Open grhoten opened 8 months ago
I agree that that is in scope. (FYI, Not needed for MF, because that uses selection of variants based on plural category.)
You're correct when your message formatting architecture is based on conditionals. We used to have that for one of our frameworks, but we have been switching towards implicit/derived constraints. We've found that conditionals can be helpful, but it's much easier to translate and author if you can take a span of text and just say "make the words in the phrase all agree with the lone object being referenced".

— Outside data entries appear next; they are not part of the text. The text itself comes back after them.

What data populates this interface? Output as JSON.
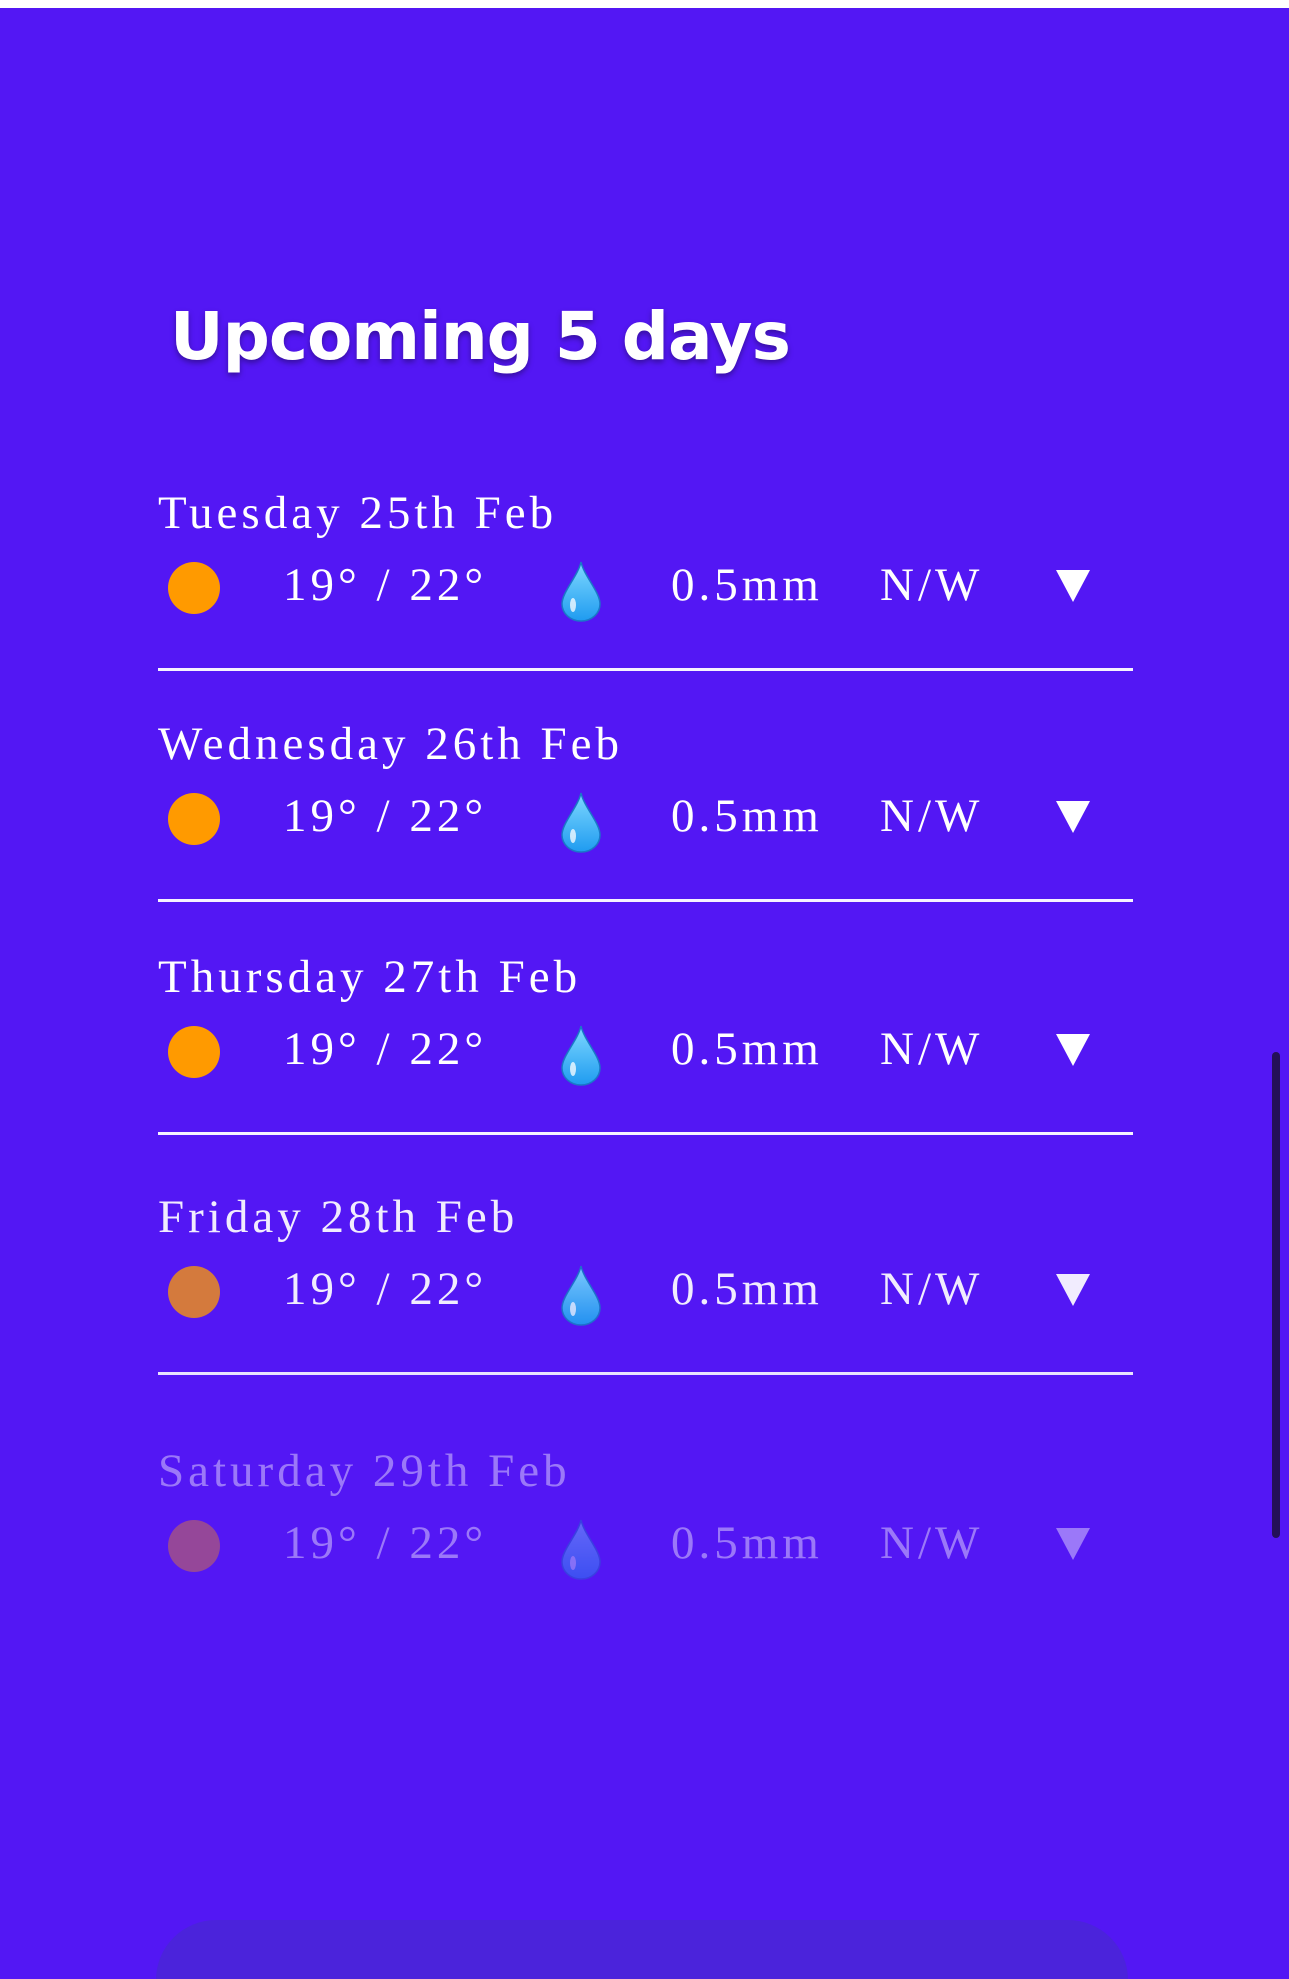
{
  "title": "Upcoming 5 days",
  "colors": {
    "background": "#5317f4",
    "text": "#ffffff",
    "sun": "#ff9a00",
    "drop": "#2fb6ff"
  },
  "days": [
    {
      "name": "Tuesday 25th Feb",
      "weather_icon": "sun-icon",
      "temps": "19° / 22°",
      "rain_icon": "droplet-icon",
      "rain": "0.5mm",
      "wind": "N/W"
    },
    {
      "name": "Wednesday 26th Feb",
      "weather_icon": "sun-icon",
      "temps": "19° / 22°",
      "rain_icon": "droplet-icon",
      "rain": "0.5mm",
      "wind": "N/W"
    },
    {
      "name": "Thursday 27th Feb",
      "weather_icon": "sun-icon",
      "temps": "19° / 22°",
      "rain_icon": "droplet-icon",
      "rain": "0.5mm",
      "wind": "N/W"
    },
    {
      "name": "Friday 28th Feb",
      "weather_icon": "sun-icon",
      "temps": "19° / 22°",
      "rain_icon": "droplet-icon",
      "rain": "0.5mm",
      "wind": "N/W"
    },
    {
      "name": "Saturday 29th Feb",
      "weather_icon": "sun-icon",
      "temps": "19° / 22°",
      "rain_icon": "droplet-icon",
      "rain": "0.5mm",
      "wind": "N/W"
    }
  ]
}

The heavy use of conditionals/selectors was a design point that I disagreed on in the MFWG. It's easier to implement. It's also more labor intensive for authors and translators due to how long it takes to write and modify conditions. Translators aren't programmers, and the conditional logic adds to the learning curve and repetitive code copying. In contrast, the automatic grammar agreement in Foundation has no conditionals, but it does support constraints.

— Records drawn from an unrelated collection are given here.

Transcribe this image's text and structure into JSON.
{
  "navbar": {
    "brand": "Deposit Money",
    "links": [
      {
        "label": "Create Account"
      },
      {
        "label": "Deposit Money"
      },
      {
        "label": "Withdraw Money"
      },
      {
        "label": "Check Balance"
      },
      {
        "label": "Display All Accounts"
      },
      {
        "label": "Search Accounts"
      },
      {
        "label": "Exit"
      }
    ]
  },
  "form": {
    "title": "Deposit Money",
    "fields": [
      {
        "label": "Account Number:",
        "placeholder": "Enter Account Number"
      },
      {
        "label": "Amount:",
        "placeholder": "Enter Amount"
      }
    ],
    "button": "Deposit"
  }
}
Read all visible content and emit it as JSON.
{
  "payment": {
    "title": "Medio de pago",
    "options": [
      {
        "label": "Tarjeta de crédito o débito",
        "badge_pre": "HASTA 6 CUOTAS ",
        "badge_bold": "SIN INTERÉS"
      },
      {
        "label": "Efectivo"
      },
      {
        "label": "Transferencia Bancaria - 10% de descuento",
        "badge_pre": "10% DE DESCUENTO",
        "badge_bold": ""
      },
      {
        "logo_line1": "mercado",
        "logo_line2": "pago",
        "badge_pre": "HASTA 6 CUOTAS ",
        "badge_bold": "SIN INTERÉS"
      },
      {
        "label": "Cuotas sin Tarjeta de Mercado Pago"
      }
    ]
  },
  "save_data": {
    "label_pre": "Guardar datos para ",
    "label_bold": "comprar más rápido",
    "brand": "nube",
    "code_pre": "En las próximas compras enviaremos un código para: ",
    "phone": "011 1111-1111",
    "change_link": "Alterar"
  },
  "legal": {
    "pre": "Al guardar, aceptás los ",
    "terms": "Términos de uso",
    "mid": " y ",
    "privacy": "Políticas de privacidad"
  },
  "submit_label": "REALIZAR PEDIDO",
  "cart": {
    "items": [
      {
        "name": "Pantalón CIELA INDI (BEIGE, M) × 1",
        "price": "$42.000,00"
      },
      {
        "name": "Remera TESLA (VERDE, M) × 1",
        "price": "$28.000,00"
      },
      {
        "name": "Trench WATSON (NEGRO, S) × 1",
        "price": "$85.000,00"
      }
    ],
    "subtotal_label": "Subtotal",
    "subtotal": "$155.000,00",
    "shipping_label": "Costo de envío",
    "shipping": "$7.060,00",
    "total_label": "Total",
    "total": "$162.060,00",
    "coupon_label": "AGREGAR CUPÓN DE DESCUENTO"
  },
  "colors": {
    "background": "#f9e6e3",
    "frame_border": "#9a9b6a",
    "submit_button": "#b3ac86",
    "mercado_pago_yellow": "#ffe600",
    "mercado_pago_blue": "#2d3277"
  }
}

The plural/singular change is one example for verb inflection.
Another shows up in Slavic languages, for verbs in past tense have to match the gender and number of the subject (he/she/it worked):
Past, singular:
Ona je radila // je is auxiliary verb and stays the same in singular , Ona is a pronoun/subject
On je radio
Ono je radilo
Past, plural:
One su radile // Even the auxiliary verb changes to match the plural/singular.
Oni su radili
Ona su radila
but not in present tense (he/she/it works)
Present:
On/ona/ono radi
I agree. Several of the languages have gendered verbs.
We should be able to inflect verbs. For example, in English, I may have the phrase "The ${device} is on". The word "is" is a verb, and can have 2 forms in English in the context of that sentence. It can be "is" or "are" in English. In some other languages, they can also vary depending on the grammatical gender of the noun being referenced.
As a discussion point, we can also consider changing the tense of a verb, like changing "is" (present tense) to "was" (past tense). Changing the tense in a sentence is a rare grammatical category to change, but it can be helpful to support.